燕市には場所としての観光地がない代わりに、古くから盛んであった鎚起銅器をはじめとするものづくり産業そのものを観光資源とする産業観光が発達していました。今回のスタディツアーはこの産業観光のあり方について提案をすることが目的です。4日間の中で、市役所にヒアリングし、いくつかの工場を回って見学させていただきました。元々、工場は企業向けの製品を作る「B to B」に力を入れています。でも観光となれば「B to C」つまり一般消費者向けに持っていったほうが提案しやすい。役場の人と工場の人、また工場によっても意見の違いがあり、どう提案するのかは悩みました。最終的に、8人で行った中で4人ずつに分かれて「B to B」「B to C」それぞれのプランを考えてプレゼンを行いました。このプログラム自体は4日間で完結するものでしたが、まだまだ課題はあり、これだけでは終われないなと感じました。
−−地域探究・貢献入試で本学の受験を考えている高校生の皆さんへのメッセージをお願いします。
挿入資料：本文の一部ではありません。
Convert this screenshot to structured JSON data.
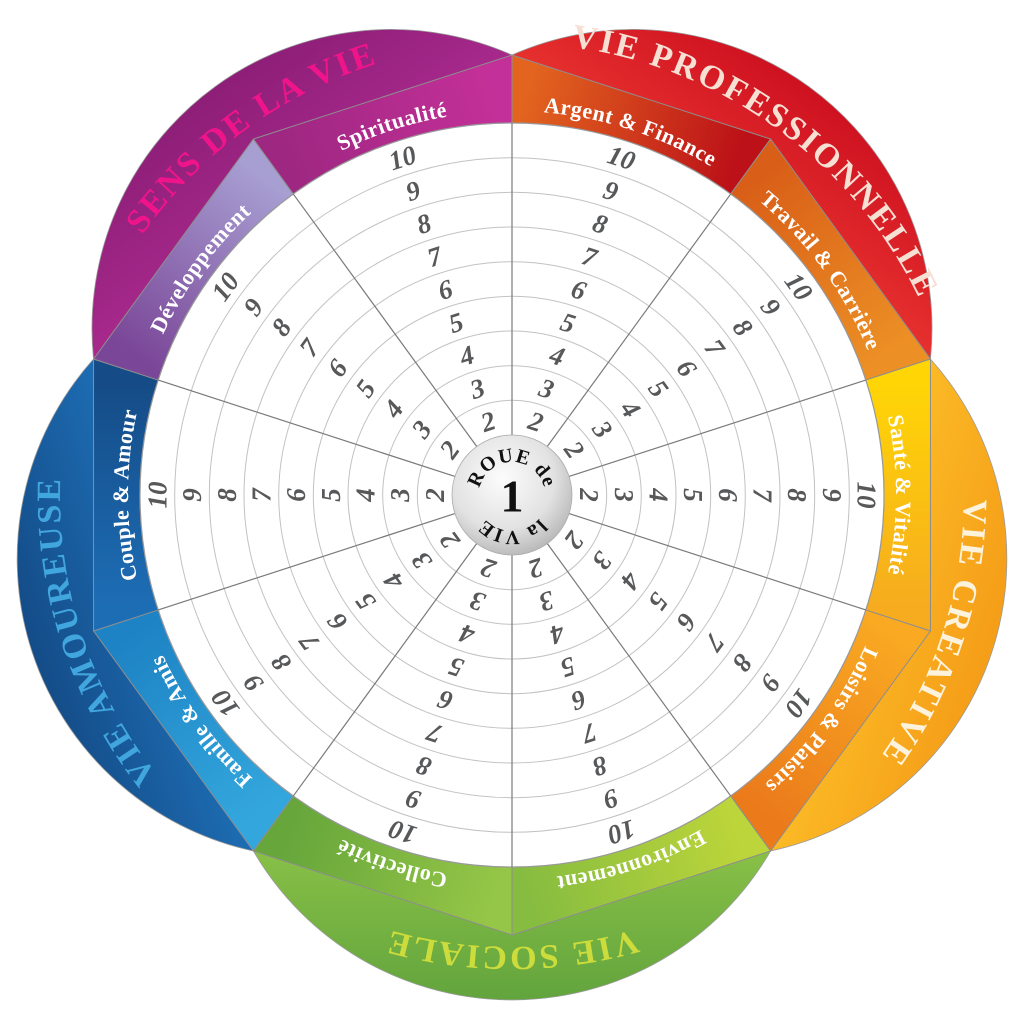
{
  "page": {
    "background": "#FFFFFF"
  },
  "wheel": {
    "center_badge": {
      "top": "ROUE de",
      "value": "1",
      "bottom": "la VIE",
      "text_color": "#111111",
      "fill_stops": [
        "#FCFCFC",
        "#E2E2E2",
        "#A4A4A4"
      ],
      "rim_color": "#ABABAB"
    },
    "scale_ticks": [
      "2",
      "3",
      "4",
      "5",
      "6",
      "7",
      "8",
      "9",
      "10"
    ],
    "tick_color": "#57585A",
    "grid": {
      "fill": "#FFFFFF",
      "ring_color": "#C2C2C2",
      "spoke_color": "#7A7A7A",
      "outer_circle_color": "#999999",
      "band_edge_color": "#8E8E8E",
      "petal_edge_color": "#9B9B9B"
    },
    "petals": [
      {
        "name": "vie-professionnelle",
        "label": "VIE PROFESSIONNELLE",
        "label_color": "#F6DFD3",
        "gradient": [
          "#E93430",
          "#CE1120"
        ],
        "segments": [
          {
            "name": "argent-finance",
            "label": "Argent & Finance",
            "label_color": "#FFFFFF",
            "gradient": [
              "#E2641F",
              "#BC1118"
            ]
          },
          {
            "name": "travail-carriere",
            "label": "Travail & Carrière",
            "label_color": "#FFFFFF",
            "gradient": [
              "#D95F18",
              "#EC9025"
            ]
          }
        ]
      },
      {
        "name": "vie-creative",
        "label": "VIE CREATIVE",
        "label_color": "#FDF3DC",
        "gradient": [
          "#FCBD27",
          "#F59D18"
        ],
        "segments": [
          {
            "name": "sante-vitalite",
            "label": "Santé & Vitalité",
            "label_color": "#FFFFFF",
            "gradient": [
              "#FFD506",
              "#F6AC1E"
            ]
          },
          {
            "name": "loisirs-plaisirs",
            "label": "Loisirs & Plaisirs",
            "label_color": "#FFFFFF",
            "gradient": [
              "#F9A922",
              "#EB7A1B"
            ]
          }
        ]
      },
      {
        "name": "vie-sociale",
        "label": "VIE SOCIALE",
        "label_color": "#CCDC3C",
        "gradient": [
          "#8CC348",
          "#62A43D"
        ],
        "segments": [
          {
            "name": "environnement",
            "label": "Environnement",
            "label_color": "#FFFFFF",
            "gradient": [
              "#BCD53A",
              "#86BC40"
            ]
          },
          {
            "name": "collectivite",
            "label": "Collectivité",
            "label_color": "#FFFFFF",
            "gradient": [
              "#95C647",
              "#66A63B"
            ]
          }
        ]
      },
      {
        "name": "vie-amoureuse",
        "label": "VIE AMOUREUSE",
        "label_color": "#41A5DE",
        "gradient": [
          "#1E70B7",
          "#144C88"
        ],
        "segments": [
          {
            "name": "famille-amis",
            "label": "Famille & Amis",
            "label_color": "#FFFFFF",
            "gradient": [
              "#33A7DD",
              "#1E83C4"
            ]
          },
          {
            "name": "couple-amour",
            "label": "Couple & Amour",
            "label_color": "#FFFFFF",
            "gradient": [
              "#1D6DB5",
              "#154C87"
            ]
          }
        ]
      },
      {
        "name": "sens-de-la-vie",
        "label": "SENS DE LA VIE",
        "label_color": "#F0148B",
        "gradient": [
          "#AA2A8E",
          "#8D1E77"
        ],
        "segments": [
          {
            "name": "developpement",
            "label": "Développement",
            "label_color": "#FFFFFF",
            "gradient": [
              "#7A4697",
              "#A79ED2"
            ]
          },
          {
            "name": "spiritualite",
            "label": "Spiritualité",
            "label_color": "#FFFFFF",
            "gradient": [
              "#9E2781",
              "#C43099"
            ]
          }
        ]
      }
    ]
  }
}
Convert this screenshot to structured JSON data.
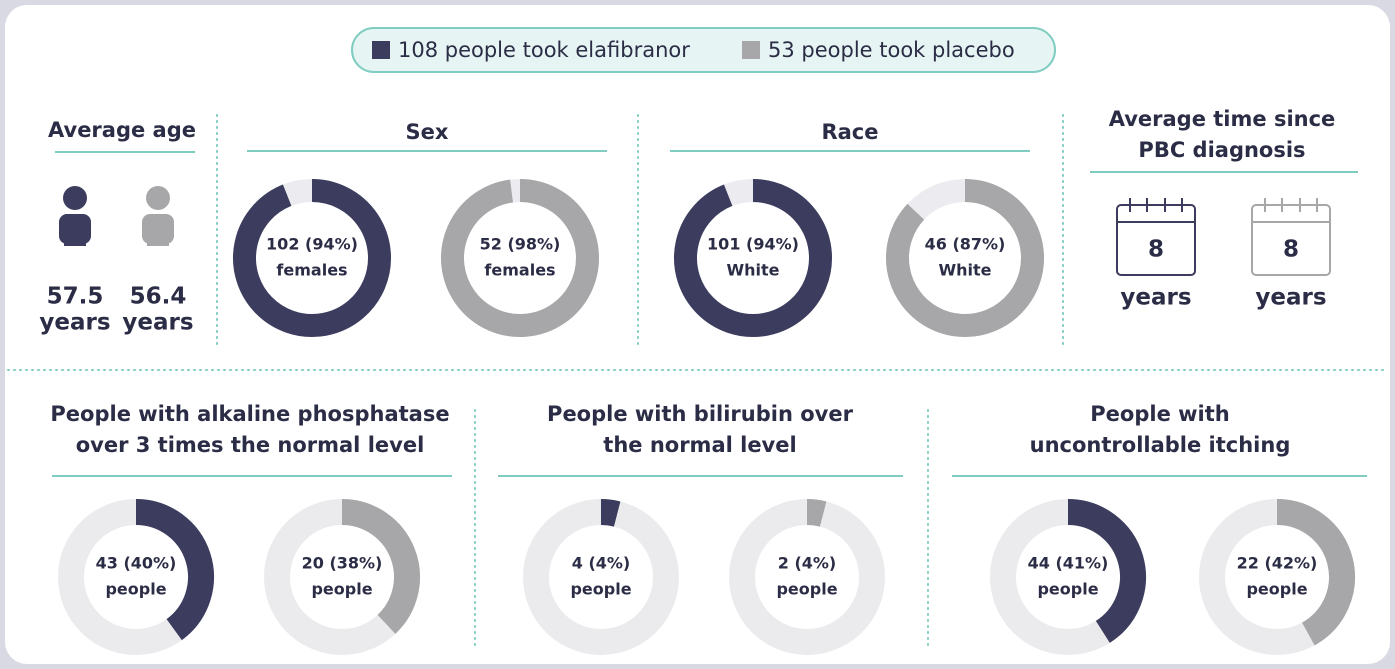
{
  "legend": {
    "elafibranor": "108 people took elafibranor",
    "placebo": "53 people took placebo",
    "colors": [
      "#3b3c5e",
      "#a7a7a9"
    ]
  },
  "age": {
    "title": "Average age",
    "items": [
      {
        "value": "57.5",
        "unit": "years"
      },
      {
        "value": "56.4",
        "unit": "years"
      }
    ]
  },
  "sex": {
    "title": "Sex",
    "donuts": [
      {
        "label": "102 (94%)",
        "sub": "females",
        "percent": 94
      },
      {
        "label": "52 (98%)",
        "sub": "females",
        "percent": 98
      }
    ]
  },
  "race": {
    "title": "Race",
    "donuts": [
      {
        "label": "101 (94%)",
        "sub": "White",
        "percent": 94
      },
      {
        "label": "46 (87%)",
        "sub": "White",
        "percent": 87
      }
    ]
  },
  "diagnosis": {
    "title": [
      "Average time since",
      "PBC diagnosis"
    ],
    "items": [
      {
        "value": "8",
        "unit": "years"
      },
      {
        "value": "8",
        "unit": "years"
      }
    ]
  },
  "alp": {
    "title": [
      "People with alkaline phosphatase",
      "over 3 times the normal level"
    ],
    "donuts": [
      {
        "label": "43 (40%)",
        "sub": "people",
        "percent": 40
      },
      {
        "label": "20 (38%)",
        "sub": "people",
        "percent": 38
      }
    ]
  },
  "bilirubin": {
    "title": [
      "People with bilirubin over",
      "the normal level"
    ],
    "donuts": [
      {
        "label": "4 (4%)",
        "sub": "people",
        "percent": 4
      },
      {
        "label": "2 (4%)",
        "sub": "people",
        "percent": 4
      }
    ]
  },
  "itching": {
    "title": [
      "People with",
      "uncontrollable itching"
    ],
    "donuts": [
      {
        "label": "44 (41%)",
        "sub": "people",
        "percent": 41
      },
      {
        "label": "22 (42%)",
        "sub": "people",
        "percent": 42
      }
    ]
  }
}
地域貢献活動自体、普段の授業では得られない学びや経験をたくさん得ることができます。早稲田大学には、地域貢献に関する授業、サークル、活動などが豊富にあります。そして自分と同じ志をもち、この地域探究・貢献入試で入学した仲間もたくさんいます。私はこの入試を使って早稲田大学に入学できて本当によかったと心から思っています。少しでも地域探究・貢献入試に興味を持った皆さんには、ぜひこの入試を活用して早稲田大学に入学してほしいです。そして地元を活性化させるスキルやアイデアをたくさん得てください。受験は大変ですが精一杯頑張ってください。応援しています。
【プロフィール】

静岡県出身。静岡県立三島北高校卒業。教育学部社会科地理歴史専修所属。高校社会科の教員を目指している。地元三島市の魅力を広く伝えたい思いから始まり、大学では日本各地それぞれの魅力に触れる楽しさを知る。父の出身地である九州はよく行くが、今まで縁のなかった東北や北海道などにも行ってみたい。